DigiMat is a new education in mathematics + programming, which will be launched on this site. DigiMat is a continuation of NewMath: Mathematics-IT (English version) and Matematik-IT (Swedish version).
Mathematics of the Digital Society
Th digital society is based on digital mathematics in the form of digital computation according to the methods and language of formal mathematics translated to computer code through programming and executed by the microprocessor of the computer.
DigiMat is new mathematics education in the form of
- digital mathematics = mathematics + programming + computer.
DigiMat is developed by reserachers in digital mathematics at the Royal Institute of Technology in Stockholm (KTH) with world leading research presented at edX: High Performance Finite Element Modeling Part 1 and Part2.
DigiMat gives a thhematically unified mathematics education from basic school to university and research frontier, with successively increasing width and depth.
DigiMat meets the intentions behind new curricula with programming as part of mathematics education, reflecting the new role of mathematics in the digital society in the form of digital mathematics.
DigiMat teaches students to write computer codes constructing mathematics, starting with the most basic, which is then explored and used as building blocks for new constructions.
DigiMat is learning-by-doing andcreating-by-programming, which makes mathematics understandable and useful.
DigiMat can be modified according to individual talents and interests.
DigiMat leads the student to independent work and liberates the teacher to individualised teaching and own development.
DigiMat can be compared with musical education where students are given a real instrumen (computer, iPad, mobile), such as a Bösendorfer grand piano or Stradivarius violin, and teaches how to play and create music together with others.
DigiMat teaches wider groups of students more relevant mathematics in shorter time and gives a boost to the digital .
DigiMat can give a developing country a short-cut to modernity.
Digital Mathematics – Automated Computing
Digital mathematics is created through short computer codes which produce rich output upon repeated execution. A first code, which the student can write as soon as elementary reading and writing is mastered, is the following instructions which are repeatedTh
• n = n + 1
with n=0 as start. This short code, which has the form of iteration (repetition), creates and prints the sequence 1, 2, 3,…of natural numbers. A short code with rich output!
This is the principle of automation as the foundation of both the industrial society based on automated material production, och det digital society based on automated digital computation: Repetition of a single series of instructions can create rich output.
When so the student has created the natural numbers is next step to begin to explore their properties by construction, including representation in the binary form of the computer with zero and one as digits or the decimal form commonly used by humans, and their use in different settings.
The student will write short codes automating addition, subtraction, multiplication and division, including constructions of integers and rational numbers. The student can thus construct a calculator, in principle as soon as the student can read and write simple text, and with this tool start to measure the world, with better capacity than a grown up.
A student who has coded a calculator can be encouraged to use it to explore wide possibilities. This is the opposite to traditional mathematics education with computing by hand with pen and paper as the preferred tool with very limited possibilites.
As a next step the student constructs Digital Calculus as a digital version of Newton’s Calculus = mathematics for change = basis of the industrial revolution, through the code
• t = t + dt
• x = x + v(t)*dt
where t is tid, x can be position in space, v(t) is a given velocity as function of t, and dt is a (small) time step, med given start values för t och x. Genom repetition = time stepping the position x(t) is so constructed as function of t as integral av velocity v(t). Here x = x+v(t)*dt can be written as dx = v(t)*dt, vhich gives dx/dt = v(t), that is, v(t) as derivate of position x(t) as change dx of x per time unit dt.
So are virtual worlds of change created as a film, which picture after picture gives the illusion of continuous motion.
The young student thus creates/constructs both the numbers, computations with numbers, Descartes’ geometry Newton’s Calculus and mechanics through short computer programs and so builds a capacity beyond that carried by professors of mathematics.
This is a rationalisation of mathematics education by computation, where many more students can learn much more in shorter time. It is like giving the student the capability to steer an airplane, instead of forcing the student through a jungle where many get lost.

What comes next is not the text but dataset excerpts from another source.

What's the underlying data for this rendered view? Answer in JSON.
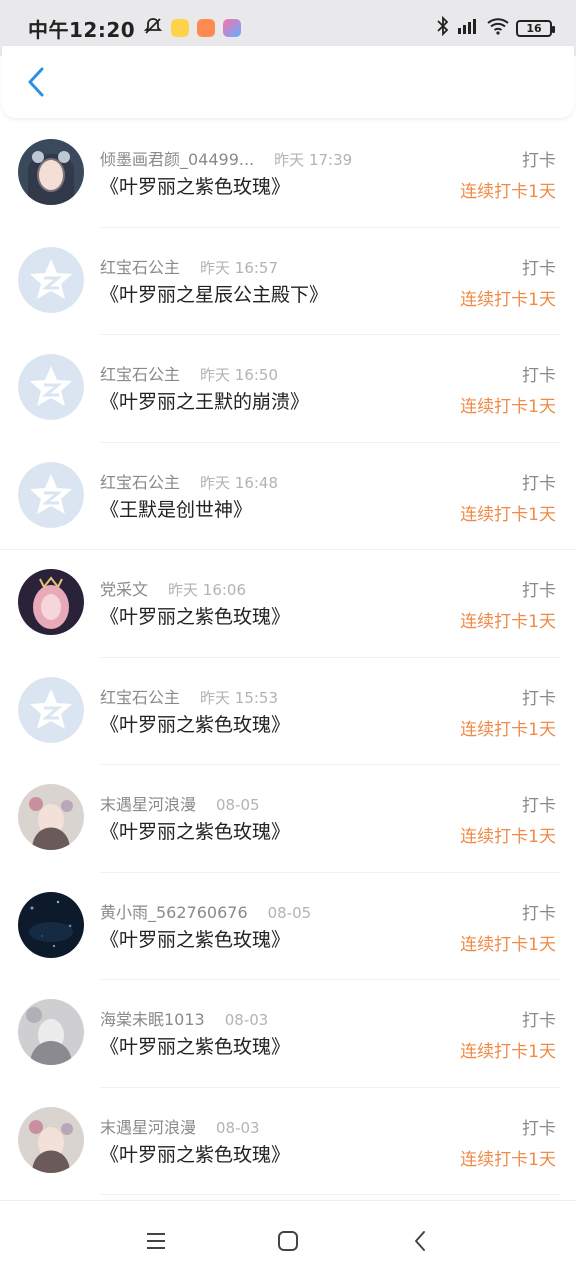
{
  "status_bar": {
    "time": "中午12:20",
    "battery": "16"
  },
  "records": [
    {
      "user": "倾墨画君颜_04499...",
      "time": "昨天 17:39",
      "title": "《叶罗丽之紫色玫瑰》",
      "kind": "打卡",
      "streak": "连续打卡1天",
      "avatar": "photo-dark-hair"
    },
    {
      "user": "红宝石公主",
      "time": "昨天 16:57",
      "title": "《叶罗丽之星辰公主殿下》",
      "kind": "打卡",
      "streak": "连续打卡1天",
      "avatar": "default-star"
    },
    {
      "user": "红宝石公主",
      "time": "昨天 16:50",
      "title": "《叶罗丽之王默的崩溃》",
      "kind": "打卡",
      "streak": "连续打卡1天",
      "avatar": "default-star"
    },
    {
      "user": "红宝石公主",
      "time": "昨天 16:48",
      "title": "《王默是创世神》",
      "kind": "打卡",
      "streak": "连续打卡1天",
      "avatar": "default-star"
    },
    {
      "user": "党采文",
      "time": "昨天 16:06",
      "title": "《叶罗丽之紫色玫瑰》",
      "kind": "打卡",
      "streak": "连续打卡1天",
      "avatar": "photo-pink-hair"
    },
    {
      "user": "红宝石公主",
      "time": "昨天 15:53",
      "title": "《叶罗丽之紫色玫瑰》",
      "kind": "打卡",
      "streak": "连续打卡1天",
      "avatar": "default-star"
    },
    {
      "user": "末遇星河浪漫",
      "time": "08-05",
      "title": "《叶罗丽之紫色玫瑰》",
      "kind": "打卡",
      "streak": "连续打卡1天",
      "avatar": "photo-light"
    },
    {
      "user": "黄小雨_562760676",
      "time": "08-05",
      "title": "《叶罗丽之紫色玫瑰》",
      "kind": "打卡",
      "streak": "连续打卡1天",
      "avatar": "photo-night"
    },
    {
      "user": "海棠未眠1013",
      "time": "08-03",
      "title": "《叶罗丽之紫色玫瑰》",
      "kind": "打卡",
      "streak": "连续打卡1天",
      "avatar": "photo-grey"
    },
    {
      "user": "末遇星河浪漫",
      "time": "08-03",
      "title": "《叶罗丽之紫色玫瑰》",
      "kind": "打卡",
      "streak": "连续打卡1天",
      "avatar": "photo-light"
    }
  ],
  "colors": {
    "accent": "#f08a46",
    "back_arrow": "#2f8fe0",
    "default_avatar": "#dbe5f2"
  }
}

Digital Mathematics: Automated Programmering = FEniCS
DigiMat carries the principle of automation one step further from automated computation to automated programming, where the computer code automatically is produced after specification in terms of formal mathematics by human hand and intelligence.
DigiMat thereby connects to the FEniCS Project as a open source software for automated programming of mathematical models in the form of differential equations, producing a wide range of virtual reality including in particular Unicorn/FEniCS covering solid/fluid mechanics.
The final step on the road of automation is to automate the formation of mathematical models as a form of Artificial Intelligence through which a given model automatically is modified (teaches itself), after comparison between reality and virtual reality produced by the model, by automated programming and computation.
DigiMat covers the whole chain from a start with construction of natural numbers to the research frontier and AI.